Re^3: help with regular expression required
by Anonymous Monk on Aug 14, 2014 at 21:22 UTC

    Since XML::Twig is writing to STDOUT, I'm not sure what your write_file is supposed to be doing...

    Encodings are covered in the XML::Twig docs. Here's some code that works for me:

    use warnings; use strict; use XML::Twig; open my $ofh, '>:utf8', '1097276_out.xml' or die $!; XML::Twig->new( keep_spaces => 1, twig_print_outside_roots => $ofh, twig_roots => { tu => sub { my ($twig, $elt) = @_; $elt->set_att('creationid',"Simon Sim\xF6nsen"); $elt->print($ofh); } }, )->parsefile('1097276.xml'); close $ofh;

    Also have a look at the aptly-named output_encoding option in XML::Twig.

      Dear Monks,

      Thank you so much for your help

      The code worked fine, but curiosity got the better of me and I tried to find a way how specify both infile and outfile on the command line.

      This was the point when I realised that I have not yet proper understood how functions and parameters work, especially how to pass arguments to a function. I guess it is back to books for me.

      While reading the code, I was thinking that parsefile was the crucial element and this is where my infile should go through. However I could not establish the connection between parsefile and the  $ofh open in the first lines.

      However when I tried the new code I always got the following message:

      .pm line 773. Couldn't open : No such file or directory at replace_tmx_ori.pl line 19. at replace_tmx_ori.pl line 19.

      I figure the programm does not know which file is passed for input

      Is there a possibility to specify the in and outfile in the code? Please find my endeavours below

      Comments and explanations are appreciated.

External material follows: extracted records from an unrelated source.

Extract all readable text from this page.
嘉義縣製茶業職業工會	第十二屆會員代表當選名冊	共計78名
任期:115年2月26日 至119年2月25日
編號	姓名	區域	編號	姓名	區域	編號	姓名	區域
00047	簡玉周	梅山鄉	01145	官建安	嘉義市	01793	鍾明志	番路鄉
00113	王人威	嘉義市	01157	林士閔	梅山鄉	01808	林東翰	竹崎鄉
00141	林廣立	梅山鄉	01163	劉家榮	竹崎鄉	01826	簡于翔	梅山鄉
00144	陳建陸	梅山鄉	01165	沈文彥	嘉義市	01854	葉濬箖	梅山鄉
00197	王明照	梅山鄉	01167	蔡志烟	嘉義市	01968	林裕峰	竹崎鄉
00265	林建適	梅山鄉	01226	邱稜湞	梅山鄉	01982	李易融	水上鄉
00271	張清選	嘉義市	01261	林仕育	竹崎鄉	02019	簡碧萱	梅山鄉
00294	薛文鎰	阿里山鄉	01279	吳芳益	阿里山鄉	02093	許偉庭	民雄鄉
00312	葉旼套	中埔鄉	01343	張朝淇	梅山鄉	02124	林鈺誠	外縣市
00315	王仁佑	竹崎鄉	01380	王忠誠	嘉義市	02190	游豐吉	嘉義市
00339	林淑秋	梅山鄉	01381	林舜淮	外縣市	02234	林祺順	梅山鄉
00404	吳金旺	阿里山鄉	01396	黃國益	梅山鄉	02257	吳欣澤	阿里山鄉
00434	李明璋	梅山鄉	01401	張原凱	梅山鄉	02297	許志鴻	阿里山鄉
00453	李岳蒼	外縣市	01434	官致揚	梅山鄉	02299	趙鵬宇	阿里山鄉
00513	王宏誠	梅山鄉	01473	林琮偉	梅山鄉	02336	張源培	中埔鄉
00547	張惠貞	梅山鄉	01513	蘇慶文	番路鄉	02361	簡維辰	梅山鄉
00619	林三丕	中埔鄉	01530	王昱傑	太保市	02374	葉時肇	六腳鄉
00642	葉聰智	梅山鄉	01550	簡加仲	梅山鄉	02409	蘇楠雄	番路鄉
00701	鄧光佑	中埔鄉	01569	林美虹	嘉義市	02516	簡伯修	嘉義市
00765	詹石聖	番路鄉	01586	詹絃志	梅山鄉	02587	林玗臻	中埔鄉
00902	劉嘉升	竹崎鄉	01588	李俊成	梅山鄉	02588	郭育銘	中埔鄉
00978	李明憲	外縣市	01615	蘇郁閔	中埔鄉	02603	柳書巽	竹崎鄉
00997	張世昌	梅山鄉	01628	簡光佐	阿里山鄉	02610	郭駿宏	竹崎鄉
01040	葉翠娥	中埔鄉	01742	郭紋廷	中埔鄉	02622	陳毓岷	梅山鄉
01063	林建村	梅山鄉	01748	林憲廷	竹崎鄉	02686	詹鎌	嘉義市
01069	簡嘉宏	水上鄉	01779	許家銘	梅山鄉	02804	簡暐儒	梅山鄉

      my $infile = $ARGV[0]; my $outfile = $ARRGV[2]; open my $ofh, '>:utf8', $outfile or die $!; XML::Twig->new( keep_spaces => 1, twig_print_outside_roots => $ofh, twig_roots => { tu => sub { my ($twig, $elt) = @_; $elt->set_att('creationid',"Simon Simonsen"); $elt->print($ofh); } }, )->parsefile( $infile ); close $ofh;

      Thanks a mil in advance for helping us noobs out here

      kind regards C.
        my $outfile = $ARRGV[2];

        Perhaps you meant $ARGV[1]?

        I can only assume you removed the use warnings; use strict; from the top of the script, otherwise, Perl would have told you about the typo. So don't do that!